Da quando ho deciso di appuntarmi gli episodi di sessismo quotidiano per poi discuterli in questa sorta di “rubrica” ho messo in piedi una lista considerevolmente lunga… Trattandosi di episodi tratti dalla mia esperienza personale, è possibile che qualcuno si riconosca in quello che racconto: spero però che nessuno se la prenda, queste righe non vogliono essere un dito puntato contro qualcuno, ma una sorta di autoanalisi collettiva spero utile perché ciascuno di noi si renda conto delle insidie nascoste talvolta nei dettagli.

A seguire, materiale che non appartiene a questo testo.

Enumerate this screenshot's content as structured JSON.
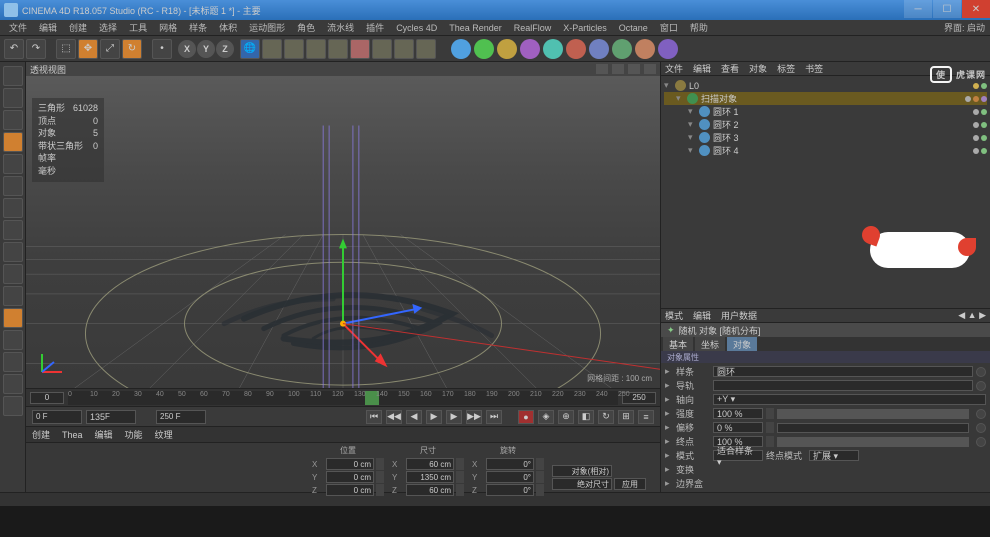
{
  "title": "CINEMA 4D R18.057 Studio (RC - R18) - [未标题 1 *] - 主要",
  "menu": [
    "文件",
    "编辑",
    "创建",
    "选择",
    "工具",
    "网格",
    "样条",
    "体积",
    "运动图形",
    "角色",
    "流水线",
    "插件",
    "Cycles 4D",
    "Thea Render",
    "RealFlow",
    "X-Particles",
    "Octane",
    "窗口",
    "帮助"
  ],
  "menu_right": "界面: 启动",
  "axes": [
    "X",
    "Y",
    "Z"
  ],
  "viewportLabel": "透视视图",
  "hud": {
    "三角形": "61028",
    "顶点": "0",
    "对象": "5",
    "带状三角形": "0",
    "帧率": "",
    "毫秒": ""
  },
  "viewportFooter": "网格间距 : 100 cm",
  "timeline": {
    "start": 0,
    "end": 250,
    "current": 135,
    "startField": "0 F",
    "endField": "250 F"
  },
  "matTabs": [
    "创建",
    "Thea",
    "编辑",
    "功能",
    "纹理"
  ],
  "coord": {
    "hdrs": [
      "位置",
      "尺寸",
      "旋转"
    ],
    "rows": [
      {
        "l": "X",
        "p": "0 cm",
        "s": "60 cm",
        "r": "0°"
      },
      {
        "l": "Y",
        "p": "0 cm",
        "s": "1350 cm",
        "r": "0°"
      },
      {
        "l": "Z",
        "p": "0 cm",
        "s": "60 cm",
        "r": "0°"
      }
    ],
    "modeL": "对象(相对)",
    "modeR": "绝对尺寸",
    "apply": "应用"
  },
  "objmgr": {
    "menu": [
      "文件",
      "编辑",
      "查看",
      "对象",
      "标签",
      "书签"
    ],
    "rows": [
      {
        "indent": 0,
        "name": "L0",
        "ic": "#8a7a40",
        "tags": [
          "#d0b050",
          "#80c080"
        ]
      },
      {
        "indent": 1,
        "name": "扫描对象",
        "ic": "#409050",
        "sel": true,
        "tags": [
          "#aaa",
          "#c08040",
          "#a080c0"
        ]
      },
      {
        "indent": 2,
        "name": "圆环 1",
        "ic": "#5090c0",
        "tags": [
          "#aaa",
          "#80c080"
        ]
      },
      {
        "indent": 2,
        "name": "圆环 2",
        "ic": "#5090c0",
        "tags": [
          "#aaa",
          "#80c080"
        ]
      },
      {
        "indent": 2,
        "name": "圆环 3",
        "ic": "#5090c0",
        "tags": [
          "#aaa",
          "#80c080"
        ]
      },
      {
        "indent": 2,
        "name": "圆环 4",
        "ic": "#5090c0",
        "tags": [
          "#aaa",
          "#80c080"
        ]
      }
    ]
  },
  "attr": {
    "menu": [
      "模式",
      "编辑",
      "用户数据"
    ],
    "title": "随机 对象 [随机分布]",
    "tabs": [
      "基本",
      "坐标",
      "对象"
    ],
    "section": "对象属性",
    "rows": [
      {
        "k": "样条",
        "v": "圆环",
        "type": "link"
      },
      {
        "k": "导轨",
        "v": "",
        "type": "link"
      },
      {
        "k": "轴向",
        "v": "+Y",
        "type": "sel"
      },
      {
        "k": "强度",
        "v": "100 %",
        "type": "slider",
        "pct": 100
      },
      {
        "k": "偏移",
        "v": "0 %",
        "type": "slider",
        "pct": 0
      },
      {
        "k": "终点",
        "v": "100 %",
        "type": "slider",
        "pct": 100
      }
    ],
    "moderow": {
      "k": "模式",
      "a": "适合样条",
      "b": "终点模式",
      "c": "扩展"
    },
    "extra": [
      "变换",
      "边界盒"
    ]
  },
  "watermark": "虎课网"
}
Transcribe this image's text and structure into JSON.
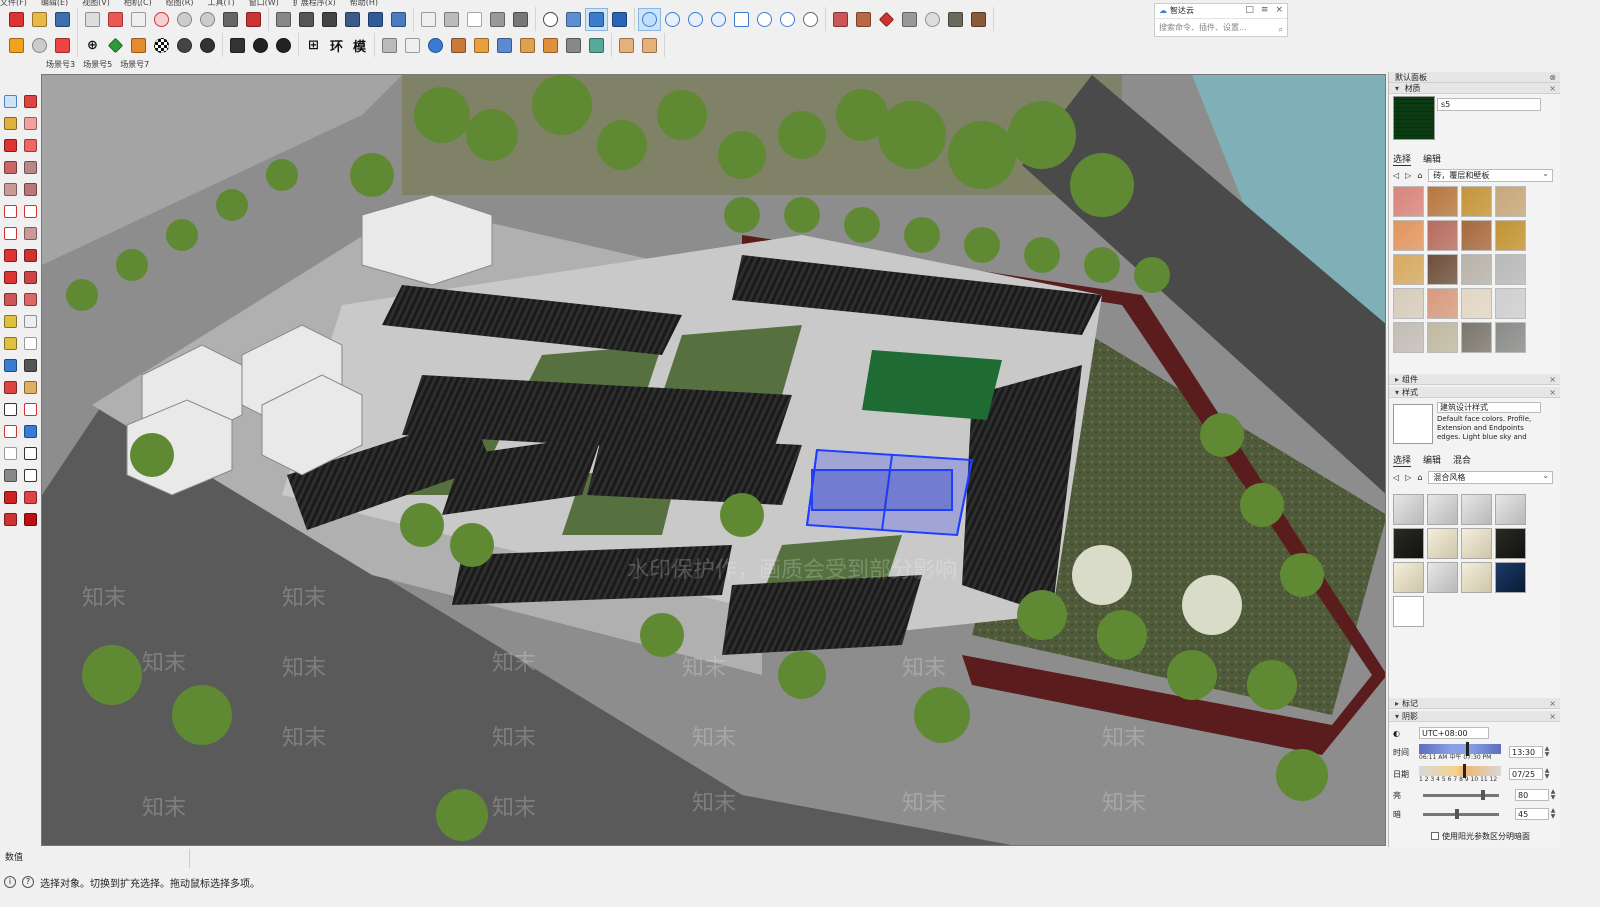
{
  "menubar": {
    "items": [
      "文件(F)",
      "编辑(E)",
      "视图(V)",
      "相机(C)",
      "绘图(R)",
      "工具(T)",
      "窗口(W)",
      "扩展程序(x)",
      "帮助(H)"
    ]
  },
  "scene_tabs": [
    "场景号3",
    "场景号5",
    "场景号7"
  ],
  "search": {
    "title": "智达云",
    "placeholder": "搜索命令、插件、设置...",
    "controls": [
      "□",
      "≡",
      "×"
    ]
  },
  "tray": {
    "title": "默认面板",
    "materials": {
      "header": "材质",
      "name": "s5",
      "tab_select": "选择",
      "tab_edit": "编辑",
      "collection": "砖，覆层和壁板",
      "swatch_color": "#0c3a12",
      "swatches": [
        "#d9847a",
        "#b7773f",
        "#c59437",
        "#c6a778",
        "#e2955d",
        "#b76b5d",
        "#a6693c",
        "#c2932f",
        "#d6a95f",
        "#6f4f3a",
        "#b8b2a8",
        "#b9b9b9",
        "#d7ccbc",
        "#d89a7d",
        "#e3d7c3",
        "#cfcfcf",
        "#c2bdb5",
        "#bfb9a0",
        "#7b766d",
        "#8a8a88"
      ]
    },
    "components": {
      "header": "组件"
    },
    "styles": {
      "header": "样式",
      "name": "建筑设计样式",
      "description": "Default face colors. Profile, Extension and Endpoints edges. Light blue sky and",
      "tab_select": "选择",
      "tab_edit": "编辑",
      "tab_mix": "混合",
      "collection": "混合风格"
    },
    "tags": {
      "header": "标记"
    },
    "shadows": {
      "header": "阴影",
      "timezone": "UTC+08:00",
      "time_label": "时间",
      "time_start": "06:11 AM",
      "time_mid": "中午",
      "time_end": "07:30 PM",
      "time_value": "13:30",
      "time_fraction": 0.6,
      "date_label": "日期",
      "date_ticks": "1 2 3 4 5 6 7 8 9 10 11 12",
      "date_value": "07/25",
      "date_fraction": 0.56,
      "light_label": "亮",
      "light_value": "80",
      "light_fraction": 0.8,
      "dark_label": "暗",
      "dark_value": "45",
      "dark_fraction": 0.45,
      "checkbox_label": "使用阳光参数区分明暗面"
    }
  },
  "viewport": {
    "watermark_notice": "水印保护作，画质会受到部分影响",
    "watermark_brand": "知末"
  },
  "vcb_label": "数值",
  "status": {
    "text": "选择对象。切换到扩充选择。拖动鼠标选择多项。"
  }
}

Primo episodio. Ero in macchina con mio figlio, sei anni, pioveva leggermente. Incontrando alcune ragazze con l’ombrello, mio figlio esclama: “Oh, queste femmine che non vogliono bagnarsi!”. Come potete immaginare, sono rimasta di stucco. “Queste femmine” è la base di ogni sessismo, di ogni generalizzazione (esattamente come, simmetricamente, “questi maschi”), è un’espressione che noi non useremmo mai e non ho la minima idea di dove l’abbia potuta sentire (o meglio, un’idea ce l’ho ma non è rilevante). Nel momento stesso in cui mio figlio ha pronunciato quella frase, si è materializzato nella mia mente il meccanismo di formazione degli stereotipi. La generalizzazione e la chiusura degli individui in categorie è esattamente il primo passo. E dedurre dall’appartenenza a una categoria (quella delle femmine in questo caso) un comportamento (non vogliono bagnarsi) è il secondo. Anticipo subito che non accetto commenti del tipo “beh, però è un po’ vero che…”. Non me ne importa niente di discutere della eventuale più o meno parziale verità degli stereotipi. La pericolosità degli stereotipi di genere non sta nel fatto che siano necessariamente falsi, ma che preordinano il comportamento degli individui. Per cui chi non si adegua al comportamento previsto, è automaticamente escluso dalla categoria (una femmina diventa un “maschiaccio”, un maschio una “femminuccia”).
Secondo episodio. Cena con gli inquilini del palazzo dove viviamo a Francoforte. Sono presenti, oltre a noi, una coppia di quarantenni in attesa del loro primo figlio, una coppia di sessantenni con i figli ormai grandi e una donna quarantacinquenne felicemente single. A un certo punto della serata, mentre parlavamo dei nostri figli, il sessantenne chiede alla single: “e tu? Senza figli?”. Ora, a parte la totale mancanza di tatto visto che non è che si fosse proprio amici, mi sono subito chiesta: avrebbe mai fatto questa domanda se si fosse trattato di un uomo? Io credo proprio di no. È purtroppo ancora molto diffusa – anche in Germania, dove l’immagine dominante della donna è molto tradizionalista – che la realizzazione della donna sia necessariamente nella famiglia e una donna single, senza partner fisso e senza figli dopo i quarant’anni è spesso compatita se non addirittura giudicata.
Il terzo non è un episodio specifico ma un’osservazione più generale. Mi capita, ahimè, abbastanza spesso di confrontarmi obtorto collo su questi temi con amici/colleghi “intellettuali di sinistra” che generalmente tendono a minimizzare ricorrendo, anche se non esplicitamente, alla trita e ritrita distinzione marxiana fra struttura e sovrastruttura. Ossia, il sessismo c’è ma è una discriminazione diciamo di secondo grado che si innesta su quella di primo grado che è quella di classe (o comunque determinata da fattori socioeconomici). Per cui insomma, non è che avete torto, ma abbiamo cose più importanti di cui occuparci e vedrete che, risolte le disuguaglianze economiche, anche quelle di genere magicamente spariranno. Questo approccio sottovaluta enormemente le capacità creative originarie degli apparati culturali. Linguaggio, tradizioni, immaginario collettivo, simboli, religioni hanno una loro capacità autonoma di incidere nella storia e, sebbene non siano ovviamente indipendenti dalle variabili socioeconimiche, non ne sono neanche una mera emanazione. A voler essere maliziosa, spesso ho la sensazione che minimizzare il peso che i comportamenti quotidiani hanno nella costruzione delle relazioni e degli stereotipi di genere sia la via intellettuale al sessismo. “Compagni nella lotta, fascisti a letto” gridavano le vecchie femministe degli anni Settanta, proprio a sottolineare come anche nelle fila di coloro che lottavano contro le disuguaglianze sociali sulla base di una specifica formazione intellettuale e politica, i rapporti fra i generi erano ancora dominati da dinamiche patriarcali che non venivano messe in discussione. E ho la sensazione che quello slogan continui ad avere senso anche oggi.